Queen Mary University of London: New report calls for personalised testing for safety and effectiveness of common medicines throughout the NHS

Testing patients for genetic variations that affect how their body will respond to common medicines must be integrated fully, fairly and swiftly into the NHS, according to a report published today. The report is by the British Pharmacological Society, whose President-elect is Queen Mary University of London’s Vice Principal for Health Professor Sir Mark Caulfield, and the Royal College of Physicians. Dr Emma Magavern, a clinician at Queen Mary, is also one of the report’s co-authors.

The report – Personalised prescribing: using pharmacogenomics to improve patient outcomes – explains how a type of testing, known as pharmacogenomic testing, should be deployed across the NHS to ensure all patients have an equal chance of being prescribed a medicine at a dose that is likely to be safe and effective for them, with minimal side effects.

There can be enormous variation from person to person in whether a medicine works, whether it causes serious side effects and what dose is needed. Scientists have established a genetic cause for such variation for over 40 medicines.

Some pharmacogenomic tests are already available in the NHS, for example for a drug called abacavir used to treat HIV, and for a drug called 5-fluorouracil used to treat certain cancers. However, for most of these 40 medicines, tests are not available in the NHS. These include commonly prescribed medicines, including painkillers, beta blockers and antidepressants.

One example is an antibiotic called gentamicin that is used intravenously to treat serious infections. Around one person in every 500 carries a particular gene variant that predisposes them to hearing loss with this type of medicine. Another example is codeine, a very widely used painkiller. About eight per cent of the UK population lack the gene which allows this medicine to work properly, meaning they will not get any pain relief.

A commentary on the report, that will be published in the British Journal of Clinical Pharmacology, explains that almost 99% of people carry at least one of these genetic variations.

Professor Sir Mark Caulfield, Vice Principal for Health at Queen Mary University of London and President Elect of the British Pharmacological Society, who contributed to the report, said: “The UK is at the forefront of adoption of genomics in healthcare. This means we can be the first in the world to integrate pharmacogenomic testing into the NHS. This report provides the blueprint and identifies the resources and actions needed to ensure pharmacogenomics becomes usual care in the NHS over the next three years.”

Crucially, patients and the public should be involved in the design and creation of the service. The report’s co-author Dr Emma Magavern, a clinician at Queen Mary University of London, said: “Patients must be at heart of this. We need to create understanding of pharmacogenomic testing, how it works, and the health benefits it offers. The public need to feel confident that their genetic data will remain secure and confidential, and we need patient and public input to make sure our pharmacogenomic testing service is fit for purpose and meets their needs.”
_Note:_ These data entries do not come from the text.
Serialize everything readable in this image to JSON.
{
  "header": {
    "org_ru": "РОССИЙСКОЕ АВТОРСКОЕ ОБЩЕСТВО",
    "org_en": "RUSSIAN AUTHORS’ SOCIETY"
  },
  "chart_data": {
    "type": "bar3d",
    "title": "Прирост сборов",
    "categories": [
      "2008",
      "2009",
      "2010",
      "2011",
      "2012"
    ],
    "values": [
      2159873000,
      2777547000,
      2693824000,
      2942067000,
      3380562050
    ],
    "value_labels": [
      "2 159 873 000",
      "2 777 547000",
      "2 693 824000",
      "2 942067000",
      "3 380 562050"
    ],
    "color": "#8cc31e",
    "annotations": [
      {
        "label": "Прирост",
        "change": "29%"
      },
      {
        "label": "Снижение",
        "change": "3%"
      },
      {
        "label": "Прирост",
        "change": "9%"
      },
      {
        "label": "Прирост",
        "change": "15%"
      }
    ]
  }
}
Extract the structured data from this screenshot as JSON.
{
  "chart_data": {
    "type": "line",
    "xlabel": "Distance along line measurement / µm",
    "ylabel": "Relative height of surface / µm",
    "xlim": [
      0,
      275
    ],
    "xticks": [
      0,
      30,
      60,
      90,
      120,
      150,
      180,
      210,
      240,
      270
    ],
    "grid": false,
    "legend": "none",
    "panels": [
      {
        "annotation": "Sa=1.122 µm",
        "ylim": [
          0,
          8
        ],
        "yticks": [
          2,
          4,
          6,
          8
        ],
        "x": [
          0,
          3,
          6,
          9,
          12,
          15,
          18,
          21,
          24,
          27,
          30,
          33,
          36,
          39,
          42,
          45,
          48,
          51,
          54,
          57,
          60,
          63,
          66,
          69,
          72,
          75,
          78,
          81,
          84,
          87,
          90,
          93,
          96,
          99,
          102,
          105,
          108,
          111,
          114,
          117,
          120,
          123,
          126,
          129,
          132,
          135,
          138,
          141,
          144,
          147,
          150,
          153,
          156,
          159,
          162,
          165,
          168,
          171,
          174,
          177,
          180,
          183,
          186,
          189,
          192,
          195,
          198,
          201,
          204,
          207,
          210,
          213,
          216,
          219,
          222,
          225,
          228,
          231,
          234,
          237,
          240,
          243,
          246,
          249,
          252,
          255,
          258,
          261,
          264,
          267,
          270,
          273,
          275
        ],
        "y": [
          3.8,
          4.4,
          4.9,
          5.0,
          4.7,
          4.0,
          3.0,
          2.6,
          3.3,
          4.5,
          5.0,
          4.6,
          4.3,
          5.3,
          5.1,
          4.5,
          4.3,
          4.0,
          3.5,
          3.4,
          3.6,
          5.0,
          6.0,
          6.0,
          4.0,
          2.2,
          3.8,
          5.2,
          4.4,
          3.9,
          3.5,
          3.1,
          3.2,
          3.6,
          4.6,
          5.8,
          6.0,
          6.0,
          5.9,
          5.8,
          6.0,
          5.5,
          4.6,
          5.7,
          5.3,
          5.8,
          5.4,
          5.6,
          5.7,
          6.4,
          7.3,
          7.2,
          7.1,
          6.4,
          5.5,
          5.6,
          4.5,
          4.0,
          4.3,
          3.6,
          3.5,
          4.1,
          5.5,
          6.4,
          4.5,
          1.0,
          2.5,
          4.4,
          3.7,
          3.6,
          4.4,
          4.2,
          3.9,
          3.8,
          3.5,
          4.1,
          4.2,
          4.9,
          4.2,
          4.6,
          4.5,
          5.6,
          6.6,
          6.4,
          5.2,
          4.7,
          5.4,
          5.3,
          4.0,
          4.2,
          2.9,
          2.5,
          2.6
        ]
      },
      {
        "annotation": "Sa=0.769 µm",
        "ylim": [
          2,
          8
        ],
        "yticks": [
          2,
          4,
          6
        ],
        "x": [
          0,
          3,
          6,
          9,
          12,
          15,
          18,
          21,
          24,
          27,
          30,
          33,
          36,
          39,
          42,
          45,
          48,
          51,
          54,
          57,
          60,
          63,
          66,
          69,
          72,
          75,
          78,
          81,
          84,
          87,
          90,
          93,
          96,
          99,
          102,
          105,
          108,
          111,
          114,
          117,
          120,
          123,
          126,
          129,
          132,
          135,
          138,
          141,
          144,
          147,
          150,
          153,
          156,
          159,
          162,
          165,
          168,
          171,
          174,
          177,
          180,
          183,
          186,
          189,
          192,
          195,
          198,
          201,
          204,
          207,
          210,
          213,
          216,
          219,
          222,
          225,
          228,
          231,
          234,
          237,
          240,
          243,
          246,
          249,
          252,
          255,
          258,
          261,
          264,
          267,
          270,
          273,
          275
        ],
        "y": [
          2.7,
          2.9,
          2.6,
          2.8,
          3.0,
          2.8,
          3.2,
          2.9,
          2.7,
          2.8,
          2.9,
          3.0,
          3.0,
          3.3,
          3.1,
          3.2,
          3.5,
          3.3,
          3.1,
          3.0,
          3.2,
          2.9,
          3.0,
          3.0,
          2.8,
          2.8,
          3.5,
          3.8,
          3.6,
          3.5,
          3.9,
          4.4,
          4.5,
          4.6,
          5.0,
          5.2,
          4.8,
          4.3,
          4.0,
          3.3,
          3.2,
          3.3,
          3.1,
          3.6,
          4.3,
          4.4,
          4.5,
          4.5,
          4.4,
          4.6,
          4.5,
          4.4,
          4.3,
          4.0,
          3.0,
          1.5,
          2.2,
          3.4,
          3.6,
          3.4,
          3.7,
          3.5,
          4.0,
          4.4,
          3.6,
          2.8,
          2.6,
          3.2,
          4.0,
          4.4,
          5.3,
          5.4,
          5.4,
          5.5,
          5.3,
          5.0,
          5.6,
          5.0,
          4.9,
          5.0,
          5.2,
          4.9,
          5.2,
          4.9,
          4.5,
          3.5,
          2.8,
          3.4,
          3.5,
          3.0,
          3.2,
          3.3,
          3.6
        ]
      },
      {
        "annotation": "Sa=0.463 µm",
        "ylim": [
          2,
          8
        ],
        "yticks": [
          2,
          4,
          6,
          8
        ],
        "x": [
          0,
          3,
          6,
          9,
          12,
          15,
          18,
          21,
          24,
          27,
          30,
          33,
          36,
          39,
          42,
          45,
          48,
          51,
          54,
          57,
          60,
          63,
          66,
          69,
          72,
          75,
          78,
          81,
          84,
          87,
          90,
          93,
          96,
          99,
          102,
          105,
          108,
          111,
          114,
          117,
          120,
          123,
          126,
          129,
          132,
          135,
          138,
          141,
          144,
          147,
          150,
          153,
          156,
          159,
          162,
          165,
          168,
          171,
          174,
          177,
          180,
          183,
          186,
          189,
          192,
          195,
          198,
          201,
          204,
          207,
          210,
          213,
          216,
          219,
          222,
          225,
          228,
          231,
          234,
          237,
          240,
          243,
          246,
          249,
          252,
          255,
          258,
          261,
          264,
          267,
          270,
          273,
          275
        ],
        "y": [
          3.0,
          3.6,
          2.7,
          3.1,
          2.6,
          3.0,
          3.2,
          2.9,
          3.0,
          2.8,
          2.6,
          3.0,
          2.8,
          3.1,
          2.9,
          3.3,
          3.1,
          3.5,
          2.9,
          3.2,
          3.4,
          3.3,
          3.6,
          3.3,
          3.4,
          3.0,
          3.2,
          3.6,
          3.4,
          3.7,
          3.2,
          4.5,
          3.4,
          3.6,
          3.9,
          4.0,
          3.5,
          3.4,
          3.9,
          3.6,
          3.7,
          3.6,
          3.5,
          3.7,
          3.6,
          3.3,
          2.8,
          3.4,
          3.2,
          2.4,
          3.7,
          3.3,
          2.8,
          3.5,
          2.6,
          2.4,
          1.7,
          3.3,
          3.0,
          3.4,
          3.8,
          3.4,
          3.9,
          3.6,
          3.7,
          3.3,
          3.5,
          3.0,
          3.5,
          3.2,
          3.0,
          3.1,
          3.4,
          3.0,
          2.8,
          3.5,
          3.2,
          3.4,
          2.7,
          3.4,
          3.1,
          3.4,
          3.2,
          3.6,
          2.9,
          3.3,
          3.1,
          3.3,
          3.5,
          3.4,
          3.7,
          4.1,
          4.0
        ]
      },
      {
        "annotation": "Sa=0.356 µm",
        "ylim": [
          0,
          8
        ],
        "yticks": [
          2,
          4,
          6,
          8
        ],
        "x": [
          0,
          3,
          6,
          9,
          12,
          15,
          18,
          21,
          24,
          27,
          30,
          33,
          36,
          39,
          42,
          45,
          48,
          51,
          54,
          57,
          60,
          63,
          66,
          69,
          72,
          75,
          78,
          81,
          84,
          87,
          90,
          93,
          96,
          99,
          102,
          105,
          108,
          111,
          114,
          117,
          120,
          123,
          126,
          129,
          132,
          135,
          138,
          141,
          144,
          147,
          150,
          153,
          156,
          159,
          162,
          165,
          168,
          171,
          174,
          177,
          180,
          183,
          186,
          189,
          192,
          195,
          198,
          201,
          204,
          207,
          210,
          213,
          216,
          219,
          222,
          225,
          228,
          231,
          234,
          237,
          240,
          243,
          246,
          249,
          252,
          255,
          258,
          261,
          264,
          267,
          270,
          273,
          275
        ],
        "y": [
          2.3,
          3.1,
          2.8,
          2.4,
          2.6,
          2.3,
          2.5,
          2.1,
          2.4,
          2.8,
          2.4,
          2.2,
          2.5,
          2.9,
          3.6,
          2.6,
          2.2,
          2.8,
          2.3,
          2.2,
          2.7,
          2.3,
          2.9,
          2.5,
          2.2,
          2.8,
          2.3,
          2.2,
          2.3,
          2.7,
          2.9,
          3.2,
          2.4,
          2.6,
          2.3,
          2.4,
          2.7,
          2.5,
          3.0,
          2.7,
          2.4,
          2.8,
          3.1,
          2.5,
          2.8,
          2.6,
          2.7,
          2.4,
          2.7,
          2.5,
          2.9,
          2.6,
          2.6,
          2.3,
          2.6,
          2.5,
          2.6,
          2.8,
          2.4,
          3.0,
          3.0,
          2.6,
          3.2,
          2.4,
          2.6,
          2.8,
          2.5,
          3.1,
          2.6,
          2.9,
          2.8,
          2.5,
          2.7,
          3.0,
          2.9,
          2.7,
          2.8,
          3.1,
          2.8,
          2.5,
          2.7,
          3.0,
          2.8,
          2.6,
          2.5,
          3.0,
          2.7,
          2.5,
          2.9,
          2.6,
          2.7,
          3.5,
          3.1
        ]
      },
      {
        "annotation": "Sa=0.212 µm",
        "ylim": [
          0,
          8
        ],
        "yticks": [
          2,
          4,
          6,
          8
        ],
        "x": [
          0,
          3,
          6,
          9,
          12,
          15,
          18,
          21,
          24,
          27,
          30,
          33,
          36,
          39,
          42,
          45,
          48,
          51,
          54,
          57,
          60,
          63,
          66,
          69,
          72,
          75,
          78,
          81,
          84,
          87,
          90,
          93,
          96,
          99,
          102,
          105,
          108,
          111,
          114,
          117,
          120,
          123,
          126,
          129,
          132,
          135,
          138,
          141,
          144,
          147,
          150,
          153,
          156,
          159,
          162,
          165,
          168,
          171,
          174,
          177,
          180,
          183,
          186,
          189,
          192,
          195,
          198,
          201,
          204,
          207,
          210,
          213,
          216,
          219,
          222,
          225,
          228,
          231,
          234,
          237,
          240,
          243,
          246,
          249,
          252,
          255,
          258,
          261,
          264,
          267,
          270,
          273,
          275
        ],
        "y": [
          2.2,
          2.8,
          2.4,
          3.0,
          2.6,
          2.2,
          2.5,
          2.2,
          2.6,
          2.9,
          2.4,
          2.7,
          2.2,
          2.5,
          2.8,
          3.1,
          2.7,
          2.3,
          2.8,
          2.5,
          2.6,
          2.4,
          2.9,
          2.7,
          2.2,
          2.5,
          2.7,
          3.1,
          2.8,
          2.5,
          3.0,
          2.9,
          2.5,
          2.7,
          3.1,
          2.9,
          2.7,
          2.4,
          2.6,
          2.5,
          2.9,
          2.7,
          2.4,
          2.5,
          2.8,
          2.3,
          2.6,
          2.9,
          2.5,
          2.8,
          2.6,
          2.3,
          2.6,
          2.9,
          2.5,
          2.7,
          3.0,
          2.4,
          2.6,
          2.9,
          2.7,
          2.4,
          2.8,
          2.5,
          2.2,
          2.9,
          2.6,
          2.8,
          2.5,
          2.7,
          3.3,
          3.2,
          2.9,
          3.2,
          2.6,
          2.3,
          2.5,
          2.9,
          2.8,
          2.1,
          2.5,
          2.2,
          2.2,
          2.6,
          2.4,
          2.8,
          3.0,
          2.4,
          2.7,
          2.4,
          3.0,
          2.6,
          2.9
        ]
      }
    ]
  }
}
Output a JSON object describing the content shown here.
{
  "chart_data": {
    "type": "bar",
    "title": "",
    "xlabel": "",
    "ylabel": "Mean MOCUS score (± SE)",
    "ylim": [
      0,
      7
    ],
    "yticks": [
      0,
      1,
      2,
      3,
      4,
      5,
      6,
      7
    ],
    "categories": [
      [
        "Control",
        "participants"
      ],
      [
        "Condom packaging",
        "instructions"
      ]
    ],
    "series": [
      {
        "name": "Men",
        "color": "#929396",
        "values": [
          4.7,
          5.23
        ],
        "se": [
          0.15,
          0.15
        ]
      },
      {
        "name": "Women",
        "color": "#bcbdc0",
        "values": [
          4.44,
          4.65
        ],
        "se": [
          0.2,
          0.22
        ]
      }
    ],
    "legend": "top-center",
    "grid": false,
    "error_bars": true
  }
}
Dr Andrew Goddard, president of the Royal College of Physicians, said: “Pharmacogenomics has long been an area of limited and difficult access for health professionals – not just in its daily use, but also in the relevant training available on this subject. It is an area that has traditionally been absent from the online systems and tools used daily by doctors. Our hope is that this report will be the springboard to getting genomics working effectively in everyday clinical practice.”

The report gives a series of recommendations to help deploy pharmacogenomic testing in GP surgeries, hospitals and clinics across the UK. These include: central funding through the relevant commissioning processes in all four nations to avoid a postcode lottery that could exacerbate inequalities; education and training; and a pharmacogenomics advisory service for doctors.

It also recommends that the pharmacogenomic testing service should be evaluated through audit, research and patient input, and that further research is funded to identify more interactions between genes and drugs, refine existing tests and assess uptake.